Corte corrigiu distorção tributária que prejudicava o setor, mas desagradou entidades ao derrubar isenção de PIS/Cofins. O STF (Supremo Tribunal Federal) determinou o fim da isenção de PIS/Cofins para a venda de materiais reciclados. Em decisão do início de junho, a maioria dos membros da Corte votou pela inconstitucionalidade do benefício concedido a algumas empresas do setor, que passarão a ser tributadas ao negociar insumos reaproveitados da indústria.
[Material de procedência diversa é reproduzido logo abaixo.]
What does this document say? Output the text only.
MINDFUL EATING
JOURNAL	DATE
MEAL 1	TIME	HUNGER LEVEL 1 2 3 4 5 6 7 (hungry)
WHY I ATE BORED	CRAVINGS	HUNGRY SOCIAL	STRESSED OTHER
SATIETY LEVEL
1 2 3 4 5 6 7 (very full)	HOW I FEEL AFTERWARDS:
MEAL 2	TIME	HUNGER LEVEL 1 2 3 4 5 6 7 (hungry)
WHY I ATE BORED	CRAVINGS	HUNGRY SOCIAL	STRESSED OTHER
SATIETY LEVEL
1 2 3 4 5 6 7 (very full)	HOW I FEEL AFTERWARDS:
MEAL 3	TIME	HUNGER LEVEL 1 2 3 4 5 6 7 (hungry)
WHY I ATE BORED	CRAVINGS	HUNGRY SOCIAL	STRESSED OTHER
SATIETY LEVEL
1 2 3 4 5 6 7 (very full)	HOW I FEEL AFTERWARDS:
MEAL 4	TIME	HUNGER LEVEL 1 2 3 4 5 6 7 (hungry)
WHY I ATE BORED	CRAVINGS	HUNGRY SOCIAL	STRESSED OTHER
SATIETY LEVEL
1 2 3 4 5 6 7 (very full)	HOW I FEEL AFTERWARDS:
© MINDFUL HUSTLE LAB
Segundo associações da cadeia de reciclagem, a medida vai na contramão do que vem sendo feito no resto do mundo, especialmente num momento em que a reutilização de resíduos cresce como estratégia para proteção ambiental.



Thiago Bethônico


05/08/2021 - O STF (Supremo Tribunal Federal) determinou o fim da isenção de PIS/Cofins para a venda de materiais reciclados. Em decisão do início de junho, a maioria dos membros da Corte votou pela inconstitucionalidade do benefício concedido a algumas empresas do setor, que passarão a ser tributadas ao negociar insumos reaproveitados da indústria.


Segundo associações da cadeia de reciclagem, a medida vai na contramão do que vem sendo feito no resto do mundo, especialmente num momento em que a reutilização de resíduos cresce como estratégia para proteção ambiental.
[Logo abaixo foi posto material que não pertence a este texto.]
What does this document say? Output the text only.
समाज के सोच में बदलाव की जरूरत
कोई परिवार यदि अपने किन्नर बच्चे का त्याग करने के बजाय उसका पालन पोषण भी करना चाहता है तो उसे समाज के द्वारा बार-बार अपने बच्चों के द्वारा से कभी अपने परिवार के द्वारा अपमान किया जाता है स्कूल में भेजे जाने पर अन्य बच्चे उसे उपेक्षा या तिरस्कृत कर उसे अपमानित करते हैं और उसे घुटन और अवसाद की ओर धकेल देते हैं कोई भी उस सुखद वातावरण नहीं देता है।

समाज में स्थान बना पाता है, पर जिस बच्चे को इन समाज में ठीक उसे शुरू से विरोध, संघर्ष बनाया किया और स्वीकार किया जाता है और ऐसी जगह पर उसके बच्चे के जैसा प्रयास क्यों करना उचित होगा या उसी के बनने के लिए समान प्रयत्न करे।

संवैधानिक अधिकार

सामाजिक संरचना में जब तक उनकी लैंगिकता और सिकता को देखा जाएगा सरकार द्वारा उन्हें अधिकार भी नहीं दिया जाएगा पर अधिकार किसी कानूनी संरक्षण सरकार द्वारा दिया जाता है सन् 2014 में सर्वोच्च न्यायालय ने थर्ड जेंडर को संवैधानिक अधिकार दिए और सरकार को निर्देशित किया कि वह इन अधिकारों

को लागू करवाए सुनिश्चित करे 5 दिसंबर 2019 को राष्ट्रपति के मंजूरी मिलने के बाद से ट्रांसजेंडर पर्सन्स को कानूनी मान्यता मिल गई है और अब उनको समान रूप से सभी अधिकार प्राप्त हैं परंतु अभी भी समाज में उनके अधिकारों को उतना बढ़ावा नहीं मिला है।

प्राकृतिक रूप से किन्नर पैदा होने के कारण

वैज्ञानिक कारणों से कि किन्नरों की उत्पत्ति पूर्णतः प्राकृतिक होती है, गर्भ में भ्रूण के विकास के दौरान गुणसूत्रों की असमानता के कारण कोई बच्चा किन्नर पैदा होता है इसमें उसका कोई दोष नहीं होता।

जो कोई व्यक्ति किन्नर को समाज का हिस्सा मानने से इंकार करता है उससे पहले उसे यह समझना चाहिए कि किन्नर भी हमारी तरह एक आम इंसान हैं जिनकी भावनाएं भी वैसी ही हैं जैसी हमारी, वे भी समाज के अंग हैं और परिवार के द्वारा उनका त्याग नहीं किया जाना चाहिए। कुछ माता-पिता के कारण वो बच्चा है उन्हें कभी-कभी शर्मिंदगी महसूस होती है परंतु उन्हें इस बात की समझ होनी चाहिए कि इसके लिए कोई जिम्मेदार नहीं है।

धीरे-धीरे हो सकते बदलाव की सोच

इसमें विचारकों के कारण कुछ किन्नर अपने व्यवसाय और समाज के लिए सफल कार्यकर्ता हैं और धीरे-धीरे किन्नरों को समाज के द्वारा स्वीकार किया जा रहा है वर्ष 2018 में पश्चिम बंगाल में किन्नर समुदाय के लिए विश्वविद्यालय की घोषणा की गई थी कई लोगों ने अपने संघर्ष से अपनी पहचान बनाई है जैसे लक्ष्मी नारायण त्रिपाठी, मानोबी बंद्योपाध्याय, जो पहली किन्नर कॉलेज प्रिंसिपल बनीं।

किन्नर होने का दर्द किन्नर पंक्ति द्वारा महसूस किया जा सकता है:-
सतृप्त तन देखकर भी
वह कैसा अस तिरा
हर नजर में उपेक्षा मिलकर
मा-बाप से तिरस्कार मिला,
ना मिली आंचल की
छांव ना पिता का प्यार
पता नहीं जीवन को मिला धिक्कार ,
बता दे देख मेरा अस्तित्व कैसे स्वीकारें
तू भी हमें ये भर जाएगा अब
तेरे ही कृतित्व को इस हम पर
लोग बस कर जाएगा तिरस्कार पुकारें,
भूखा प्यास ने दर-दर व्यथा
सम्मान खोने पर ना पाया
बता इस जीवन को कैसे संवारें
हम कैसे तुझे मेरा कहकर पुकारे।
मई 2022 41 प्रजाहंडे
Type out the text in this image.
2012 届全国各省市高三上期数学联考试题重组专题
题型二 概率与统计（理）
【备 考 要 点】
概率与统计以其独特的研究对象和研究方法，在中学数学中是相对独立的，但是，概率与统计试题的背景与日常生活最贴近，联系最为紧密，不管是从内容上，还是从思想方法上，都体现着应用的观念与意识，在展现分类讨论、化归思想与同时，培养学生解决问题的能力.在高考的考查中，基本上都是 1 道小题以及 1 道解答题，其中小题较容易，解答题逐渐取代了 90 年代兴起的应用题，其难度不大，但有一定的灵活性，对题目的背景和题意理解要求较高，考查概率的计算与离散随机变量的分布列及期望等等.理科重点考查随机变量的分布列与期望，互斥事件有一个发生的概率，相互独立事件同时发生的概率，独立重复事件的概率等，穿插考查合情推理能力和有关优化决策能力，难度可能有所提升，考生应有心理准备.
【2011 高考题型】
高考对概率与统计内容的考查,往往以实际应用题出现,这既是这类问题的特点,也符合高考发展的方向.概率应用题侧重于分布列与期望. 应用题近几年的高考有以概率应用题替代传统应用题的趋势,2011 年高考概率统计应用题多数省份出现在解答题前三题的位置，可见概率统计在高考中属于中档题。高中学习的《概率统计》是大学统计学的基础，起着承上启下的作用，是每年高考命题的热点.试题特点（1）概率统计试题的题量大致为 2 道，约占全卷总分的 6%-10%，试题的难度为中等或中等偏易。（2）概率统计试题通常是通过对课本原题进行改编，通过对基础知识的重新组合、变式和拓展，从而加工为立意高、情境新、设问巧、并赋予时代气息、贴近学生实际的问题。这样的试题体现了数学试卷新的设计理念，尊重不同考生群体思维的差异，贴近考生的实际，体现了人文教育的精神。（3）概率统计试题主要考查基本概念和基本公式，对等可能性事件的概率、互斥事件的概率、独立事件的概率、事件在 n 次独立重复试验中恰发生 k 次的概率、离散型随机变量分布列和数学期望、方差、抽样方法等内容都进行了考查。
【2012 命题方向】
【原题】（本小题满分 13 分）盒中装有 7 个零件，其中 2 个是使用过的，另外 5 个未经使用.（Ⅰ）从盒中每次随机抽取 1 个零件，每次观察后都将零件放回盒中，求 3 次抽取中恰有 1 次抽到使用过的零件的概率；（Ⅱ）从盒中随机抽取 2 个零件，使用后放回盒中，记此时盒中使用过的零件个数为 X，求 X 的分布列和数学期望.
A resolução veio durante sessão virtual do dia 7 de junho, quando o STF acatou um recurso extraordinário que pedia a suspensão do artigo 47 da Lei do Bem (11.196/2005), que veda a apropriação de créditos de PIS e Cofins na aquisição de materiais reaproveitados.
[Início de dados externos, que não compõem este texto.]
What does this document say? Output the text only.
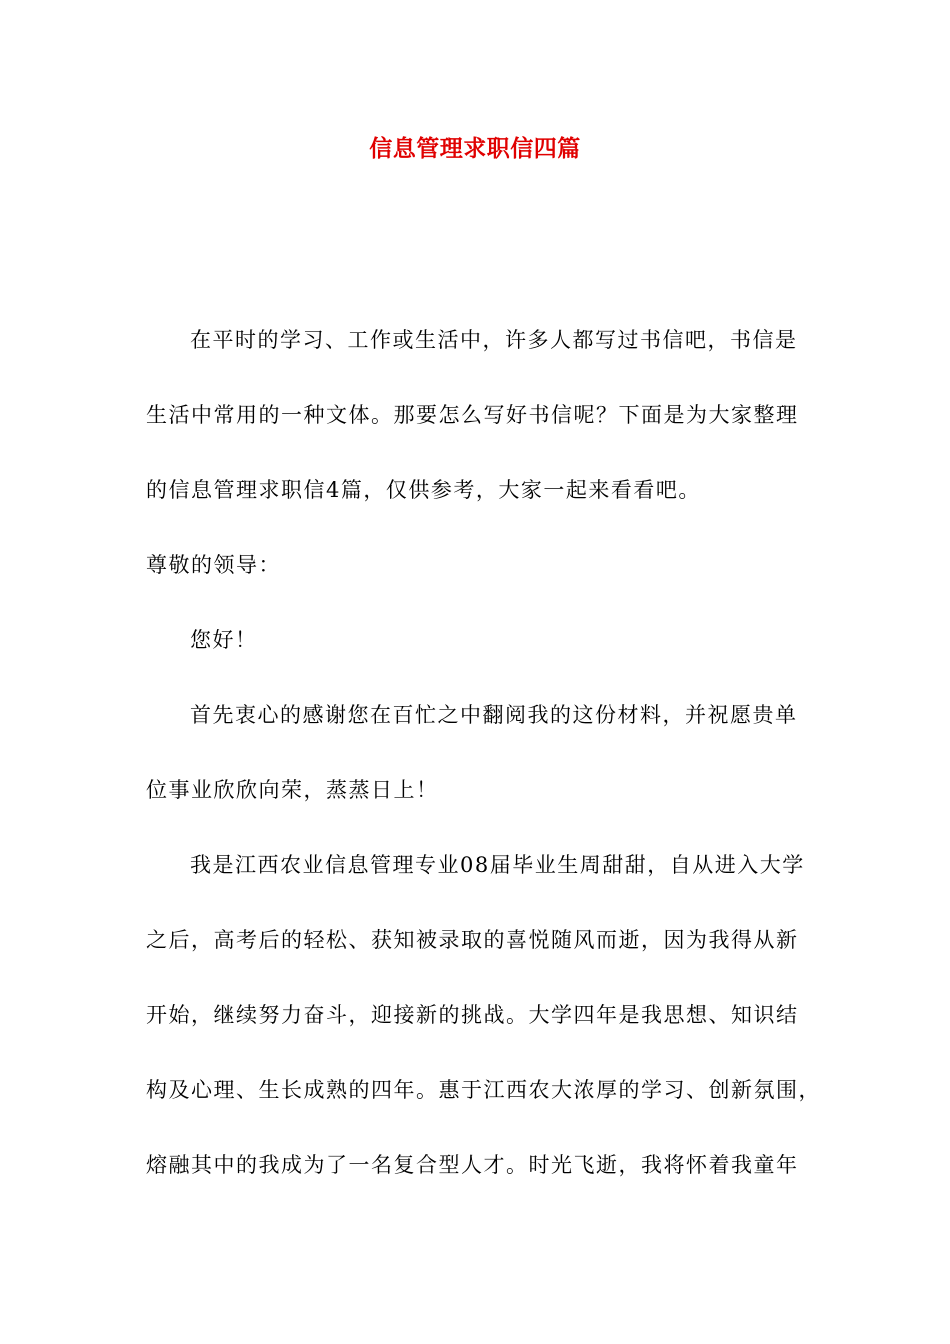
信息管理求职信四篇
在平时的学习、工作或生活中，许多人都写过书信吧，书信是
生活中常用的一种文体。那要怎么写好书信呢？下面是为大家整理
的信息管理求职信4篇，仅供参考，大家一起来看看吧。
尊敬的领导：
您好！
首先衷心的感谢您在百忙之中翻阅我的这份材料，并祝愿贵单
位事业欣欣向荣，蒸蒸日上！
我是江西农业信息管理专业08届毕业生周甜甜，自从进入大学
之后，高考后的轻松、获知被录取的喜悦随风而逝，因为我得从新
开始，继续努力奋斗，迎接新的挑战。大学四年是我思想、知识结
构及心理、生长成熟的四年。惠于江西农大浓厚的学习、创新氛围，
熔融其中的我成为了一名复合型人才。时光飞逝，我将怀着我童年
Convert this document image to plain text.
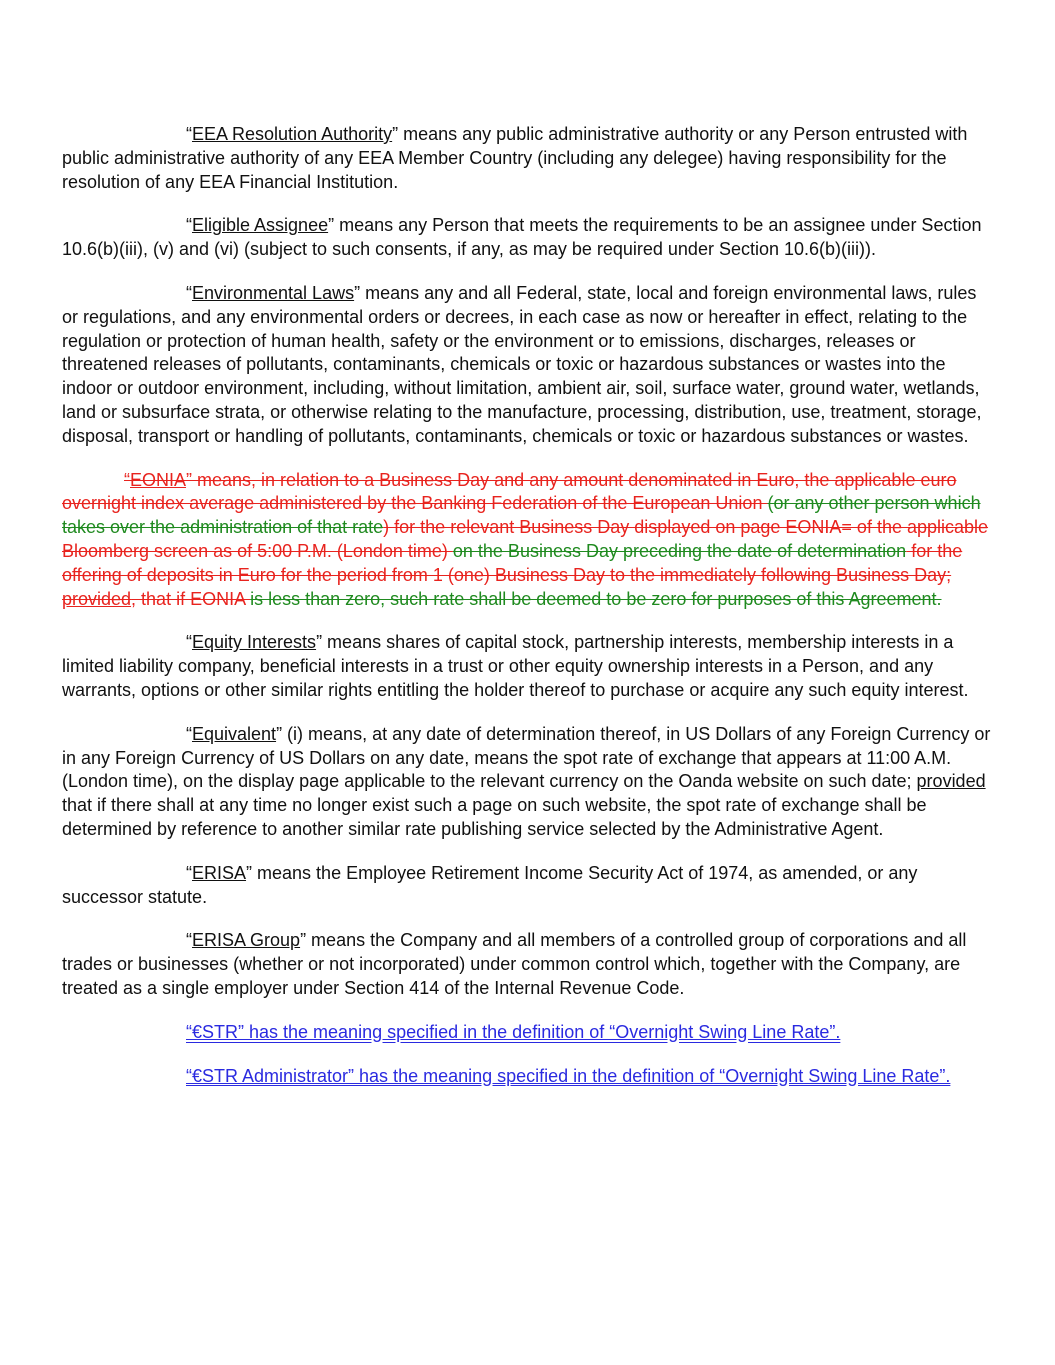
“EEA Resolution Authority” means any public administrative authority or any Person entrusted with public administrative authority of any EEA Member Country (including any delegee) having responsibility for the resolution of any EEA Financial Institution.

“Eligible Assignee” means any Person that meets the requirements to be an assignee under Section 10.6(b)(iii), (v) and (vi) (subject to such consents, if any, as may be required under Section 10.6(b)(iii)).

“Environmental Laws” means any and all Federal, state, local and foreign environmental laws, rules or regulations, and any environmental orders or decrees, in each case as now or hereafter in effect, relating to the regulation or protection of human health, safety or the environment or to emissions, discharges, releases or threatened releases of pollutants, contaminants, chemicals or toxic or hazardous substances or wastes into the indoor or outdoor environment, including, without limitation, ambient air, soil, surface water, ground water, wetlands, land or subsurface strata, or otherwise relating to the manufacture, processing, distribution, use, treatment, storage, disposal, transport or handling of pollutants, contaminants, chemicals or toxic or hazardous substances or wastes.

“EONIA” means, in relation to a Business Day and any amount denominated in Euro, the applicable euro overnight index average administered by the Banking Federation of the European Union (or any other person which takes over the administration of that rate) for the relevant Business Day displayed on page EONIA= of the applicable Bloomberg screen as of 5:00 P.M. (London time) on the Business Day preceding the date of determination for the offering of deposits in Euro for the period from 1 (one) Business Day to the immediately following Business Day; provided, that if EONIA is less than zero, such rate shall be deemed to be zero for purposes of this Agreement.

“Equity Interests” means shares of capital stock, partnership interests, membership interests in a limited liability company, beneficial interests in a trust or other equity ownership interests in a Person, and any warrants, options or other similar rights entitling the holder thereof to purchase or acquire any such equity interest.

“Equivalent” (i) means, at any date of determination thereof, in US Dollars of any Foreign Currency or in any Foreign Currency of US Dollars on any date, means the spot rate of exchange that appears at 11:00 A.M. (London time), on the display page applicable to the relevant currency on the Oanda website on such date; provided that if there shall at any time no longer exist such a page on such website, the spot rate of exchange shall be determined by reference to another similar rate publishing service selected by the Administrative Agent.

“ERISA” means the Employee Retirement Income Security Act of 1974, as amended, or any successor statute.

“ERISA Group” means the Company and all members of a controlled group of corporations and all trades or businesses (whether or not incorporated) under common control which, together with the Company, are treated as a single employer under Section 414 of the Internal Revenue Code.

“€STR” has the meaning specified in the definition of “Overnight Swing Line Rate”.

“€STR Administrator” has the meaning specified in the definition of “Overnight Swing Line Rate”.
Como a utilização desses créditos não era permitida na compra de reciclados, os produtos se tornavam menos atraentes, já que a indústria poderia pagar menos impostos se optasse por insumos de origem extrativista.


Para corrigir essa distorção, o STF declarou o artigo 47 inconstitucional, permitindo que os créditos sejam deduzidos. No entanto, a Corte também votou pela inconstitucionalidade do artigo 48, que suspendia a incidência de PIS e Cofins para a venda de materiais recicláveis para empresas. Foi esse o ponto que desagradou as entidades do setor.


Triagem de resíduos na Coopercaps


"A decisão vai gerar um desincentivo, nós vamos andar 15 anos para trás em relação à coleta desses materiais na rua”, afirma Rafael Barros, presidente do Sindinesfa (Sindicato das Empresas de Sucata de Ferro e Aço).